Há uma proposta do BE também. É um pouco diferente, é a descida dos 13% para todos, a do PSD é só para as famílias a 6%. Admite que o PSD possa votar a proposta do BE e deixar cair a sua?
Deixar cair a sua não deixa. O PSD leva a sua proposta a votos. Mas o PSD não olha para as propostas apresentadas em função da sua origem política, mas do mérito da proposta. Ouviram Rui Rio dizer isto ontem e anteontem. O PSD dizendo isto, seria absolutamente contraditório dizer no momento a seguir "Ah, mas essa é do BE ou do PCP, eu voto contra".
São propostas diferentes, apesar de tudo, mesmo a nível das contrapartidas.
Eu sei. Em relação a cada uma das outras propostas não há negociações cruzadas, nem maiorias cruzadas, nem votos cruzados. O PSD leva a sua proposta a votos até ao fim. Para lá disso, e sendo coerente com aquilo que tem dito sempre Rui Rio, tem de olhar para as outras propostas, mas não é olhar politicamente, não é isso que Rui Rio está a dizer. O que ele tem dito e repetido é que temos de olhar para as outras propostas, ver qual é o quadro-base de que elas partem - se há uma adesão à realidade - e qual é, em cima desse quadro-base, a forma como esses partidos apresentam uma solução que - sim ou não - permita no final mantermos um equilíbrio orçamental.
Não tem medo nenhum de ficar na história...
Para que não se repita o episódio dos professores...
É que esse episódio não correu bem ao PSD.

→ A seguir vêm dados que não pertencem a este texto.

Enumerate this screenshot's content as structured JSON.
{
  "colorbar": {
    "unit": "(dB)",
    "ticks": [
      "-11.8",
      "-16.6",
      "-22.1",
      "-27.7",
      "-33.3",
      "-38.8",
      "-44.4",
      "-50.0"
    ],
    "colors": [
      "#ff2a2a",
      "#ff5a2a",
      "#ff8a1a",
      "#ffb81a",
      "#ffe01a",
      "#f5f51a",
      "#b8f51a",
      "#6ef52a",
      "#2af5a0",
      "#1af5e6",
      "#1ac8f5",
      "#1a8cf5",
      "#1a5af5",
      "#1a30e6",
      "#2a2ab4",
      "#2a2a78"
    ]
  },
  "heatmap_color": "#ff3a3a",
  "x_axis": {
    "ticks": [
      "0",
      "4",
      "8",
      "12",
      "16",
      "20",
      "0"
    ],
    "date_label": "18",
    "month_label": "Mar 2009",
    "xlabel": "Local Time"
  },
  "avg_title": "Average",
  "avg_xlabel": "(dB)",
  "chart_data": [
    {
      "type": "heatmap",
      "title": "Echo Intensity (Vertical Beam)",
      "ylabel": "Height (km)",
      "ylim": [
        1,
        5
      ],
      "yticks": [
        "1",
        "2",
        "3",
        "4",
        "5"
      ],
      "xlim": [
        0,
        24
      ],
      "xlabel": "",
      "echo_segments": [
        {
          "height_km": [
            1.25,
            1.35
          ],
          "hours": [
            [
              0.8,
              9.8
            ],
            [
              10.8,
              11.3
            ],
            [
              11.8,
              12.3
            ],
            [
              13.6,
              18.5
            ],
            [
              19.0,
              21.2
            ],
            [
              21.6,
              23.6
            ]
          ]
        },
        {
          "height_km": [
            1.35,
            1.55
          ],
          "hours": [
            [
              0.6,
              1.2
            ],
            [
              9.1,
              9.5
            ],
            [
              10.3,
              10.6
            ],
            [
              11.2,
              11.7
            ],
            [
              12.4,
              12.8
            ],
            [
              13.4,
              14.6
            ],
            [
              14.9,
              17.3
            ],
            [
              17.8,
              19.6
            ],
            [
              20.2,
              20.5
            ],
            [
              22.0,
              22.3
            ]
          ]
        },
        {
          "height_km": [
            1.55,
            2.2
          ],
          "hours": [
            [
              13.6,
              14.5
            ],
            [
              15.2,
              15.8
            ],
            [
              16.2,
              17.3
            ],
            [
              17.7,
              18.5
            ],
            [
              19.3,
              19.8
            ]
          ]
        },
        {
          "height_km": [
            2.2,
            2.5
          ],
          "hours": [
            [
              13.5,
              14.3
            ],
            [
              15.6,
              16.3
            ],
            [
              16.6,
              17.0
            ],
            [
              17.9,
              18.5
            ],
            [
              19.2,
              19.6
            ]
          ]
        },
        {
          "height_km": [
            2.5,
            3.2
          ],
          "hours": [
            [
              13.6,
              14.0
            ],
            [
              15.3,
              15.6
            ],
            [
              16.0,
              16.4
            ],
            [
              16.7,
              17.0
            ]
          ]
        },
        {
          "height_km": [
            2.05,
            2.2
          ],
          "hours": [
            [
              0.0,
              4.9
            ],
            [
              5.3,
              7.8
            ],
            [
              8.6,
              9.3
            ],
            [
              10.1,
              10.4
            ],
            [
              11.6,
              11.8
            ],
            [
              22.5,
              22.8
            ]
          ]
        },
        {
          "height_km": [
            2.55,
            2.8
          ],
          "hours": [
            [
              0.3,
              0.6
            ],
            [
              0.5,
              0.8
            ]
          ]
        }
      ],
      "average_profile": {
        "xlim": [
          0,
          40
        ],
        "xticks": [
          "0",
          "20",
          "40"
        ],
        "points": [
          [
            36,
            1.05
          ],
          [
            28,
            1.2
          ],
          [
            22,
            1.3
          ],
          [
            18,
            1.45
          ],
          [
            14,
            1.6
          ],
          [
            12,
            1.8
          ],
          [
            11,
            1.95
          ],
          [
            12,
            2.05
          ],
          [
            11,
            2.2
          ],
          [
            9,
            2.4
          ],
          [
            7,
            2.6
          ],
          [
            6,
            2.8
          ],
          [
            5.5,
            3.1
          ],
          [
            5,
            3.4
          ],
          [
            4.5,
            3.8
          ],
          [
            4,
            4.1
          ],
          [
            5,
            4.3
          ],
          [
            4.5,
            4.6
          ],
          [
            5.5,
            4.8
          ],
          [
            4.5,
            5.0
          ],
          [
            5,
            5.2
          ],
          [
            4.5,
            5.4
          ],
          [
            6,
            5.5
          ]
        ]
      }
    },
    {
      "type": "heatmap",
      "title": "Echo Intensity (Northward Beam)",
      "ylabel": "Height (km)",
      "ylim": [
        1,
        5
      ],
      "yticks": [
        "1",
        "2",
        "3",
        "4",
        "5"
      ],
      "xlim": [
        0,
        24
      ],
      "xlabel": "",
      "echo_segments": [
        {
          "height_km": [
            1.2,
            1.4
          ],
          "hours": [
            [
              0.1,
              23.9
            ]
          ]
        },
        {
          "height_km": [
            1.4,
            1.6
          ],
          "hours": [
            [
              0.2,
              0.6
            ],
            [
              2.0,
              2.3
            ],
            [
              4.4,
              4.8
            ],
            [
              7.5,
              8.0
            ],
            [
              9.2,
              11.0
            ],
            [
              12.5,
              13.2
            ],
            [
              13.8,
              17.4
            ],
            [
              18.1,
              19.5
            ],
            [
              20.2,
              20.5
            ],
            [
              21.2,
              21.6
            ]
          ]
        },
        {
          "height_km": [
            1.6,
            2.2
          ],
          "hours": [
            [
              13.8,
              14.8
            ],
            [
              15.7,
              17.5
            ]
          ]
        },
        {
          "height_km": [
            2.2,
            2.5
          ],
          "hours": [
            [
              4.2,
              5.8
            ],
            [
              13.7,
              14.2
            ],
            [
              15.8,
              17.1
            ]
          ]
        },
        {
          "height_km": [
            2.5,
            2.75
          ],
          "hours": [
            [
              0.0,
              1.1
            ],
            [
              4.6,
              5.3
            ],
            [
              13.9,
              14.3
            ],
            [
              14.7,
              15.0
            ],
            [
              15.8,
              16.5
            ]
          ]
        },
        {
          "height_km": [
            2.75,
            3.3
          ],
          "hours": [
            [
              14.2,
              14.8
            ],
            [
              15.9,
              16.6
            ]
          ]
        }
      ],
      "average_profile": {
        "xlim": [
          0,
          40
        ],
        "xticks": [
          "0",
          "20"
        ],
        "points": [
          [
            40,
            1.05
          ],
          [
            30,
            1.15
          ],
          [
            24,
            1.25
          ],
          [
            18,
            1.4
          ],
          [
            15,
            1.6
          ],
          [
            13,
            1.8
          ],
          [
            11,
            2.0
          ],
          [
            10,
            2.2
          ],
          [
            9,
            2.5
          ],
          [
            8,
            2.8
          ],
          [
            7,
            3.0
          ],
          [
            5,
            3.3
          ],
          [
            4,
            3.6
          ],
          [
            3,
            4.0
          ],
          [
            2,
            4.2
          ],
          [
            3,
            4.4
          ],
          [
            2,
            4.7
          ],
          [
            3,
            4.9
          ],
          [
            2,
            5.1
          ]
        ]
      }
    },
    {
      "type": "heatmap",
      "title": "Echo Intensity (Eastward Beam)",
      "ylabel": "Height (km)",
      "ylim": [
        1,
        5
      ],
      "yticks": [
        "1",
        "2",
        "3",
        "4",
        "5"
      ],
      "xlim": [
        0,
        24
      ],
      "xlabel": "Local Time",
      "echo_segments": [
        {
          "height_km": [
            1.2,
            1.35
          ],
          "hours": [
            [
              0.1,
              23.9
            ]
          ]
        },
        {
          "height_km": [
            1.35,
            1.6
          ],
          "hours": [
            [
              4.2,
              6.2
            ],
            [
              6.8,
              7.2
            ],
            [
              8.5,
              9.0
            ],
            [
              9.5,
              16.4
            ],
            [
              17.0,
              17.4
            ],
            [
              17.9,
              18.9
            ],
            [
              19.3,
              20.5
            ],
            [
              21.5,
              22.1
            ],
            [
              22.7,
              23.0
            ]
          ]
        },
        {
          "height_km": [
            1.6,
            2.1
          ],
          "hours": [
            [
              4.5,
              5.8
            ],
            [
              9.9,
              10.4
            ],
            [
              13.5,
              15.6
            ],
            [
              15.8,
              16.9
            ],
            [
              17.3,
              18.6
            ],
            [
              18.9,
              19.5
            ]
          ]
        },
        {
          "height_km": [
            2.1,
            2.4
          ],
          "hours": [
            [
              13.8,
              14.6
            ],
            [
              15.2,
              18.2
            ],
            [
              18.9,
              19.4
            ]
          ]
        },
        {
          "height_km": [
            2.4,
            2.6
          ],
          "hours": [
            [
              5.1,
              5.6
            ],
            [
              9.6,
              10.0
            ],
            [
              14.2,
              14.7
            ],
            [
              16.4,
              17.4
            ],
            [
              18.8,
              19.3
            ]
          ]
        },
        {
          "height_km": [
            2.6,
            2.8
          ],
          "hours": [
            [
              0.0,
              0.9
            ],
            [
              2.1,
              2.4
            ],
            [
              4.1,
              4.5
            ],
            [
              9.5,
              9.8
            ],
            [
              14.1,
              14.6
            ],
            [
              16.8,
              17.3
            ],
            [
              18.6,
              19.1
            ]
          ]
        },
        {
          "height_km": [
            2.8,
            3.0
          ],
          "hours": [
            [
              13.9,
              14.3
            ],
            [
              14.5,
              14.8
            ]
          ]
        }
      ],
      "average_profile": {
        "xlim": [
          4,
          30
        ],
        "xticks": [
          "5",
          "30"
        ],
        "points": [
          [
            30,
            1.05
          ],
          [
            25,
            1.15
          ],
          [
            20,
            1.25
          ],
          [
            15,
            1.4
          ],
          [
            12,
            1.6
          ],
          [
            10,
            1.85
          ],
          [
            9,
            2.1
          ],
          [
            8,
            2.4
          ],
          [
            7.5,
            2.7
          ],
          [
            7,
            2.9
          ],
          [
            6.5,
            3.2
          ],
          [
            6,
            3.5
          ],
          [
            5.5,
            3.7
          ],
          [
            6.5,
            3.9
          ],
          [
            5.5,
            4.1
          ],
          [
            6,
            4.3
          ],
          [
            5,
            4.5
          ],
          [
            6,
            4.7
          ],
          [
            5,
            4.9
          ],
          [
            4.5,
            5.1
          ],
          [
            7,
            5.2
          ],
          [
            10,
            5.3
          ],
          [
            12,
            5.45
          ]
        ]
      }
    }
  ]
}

Nesse episódio, de facto, independentemente da correção ou incorreção, do mérito ou da falta dele, das propostas ou das posições de cada partido, entrámos numa leitura mediática - e aquilo foi rápido. Se me perguntarem se eu acho que o governo estava à espera de que acontecesse uma qualquer maioria negativa para fazer a campanha que fez, eu acho que sim. Mas pouco importa, o resultado foi esse. Desta vez, e para que não haja qualquer hipótese de confusão, o que o PSD está a fazer é: apresentou uma proposta há meses, apresentou o quadro de referência económico sobre o qual apresentava a proposta e apresentou também as consequências da proposta em termos orçamentais, e os necessários contrapesos que ela implicava. É isto que o PSD levará até ao fim. Sendo coerente, o PSD olhará para qualquer proposta, independentemente da sua proveniência política, desde que ela parta de um quadro económico realista, tenha uma proposta coerente na redução que proponha e nos contrapesos que apresenta, o PSD pode considerá-la. Viram algum quadro de referência económica na proposta do BE?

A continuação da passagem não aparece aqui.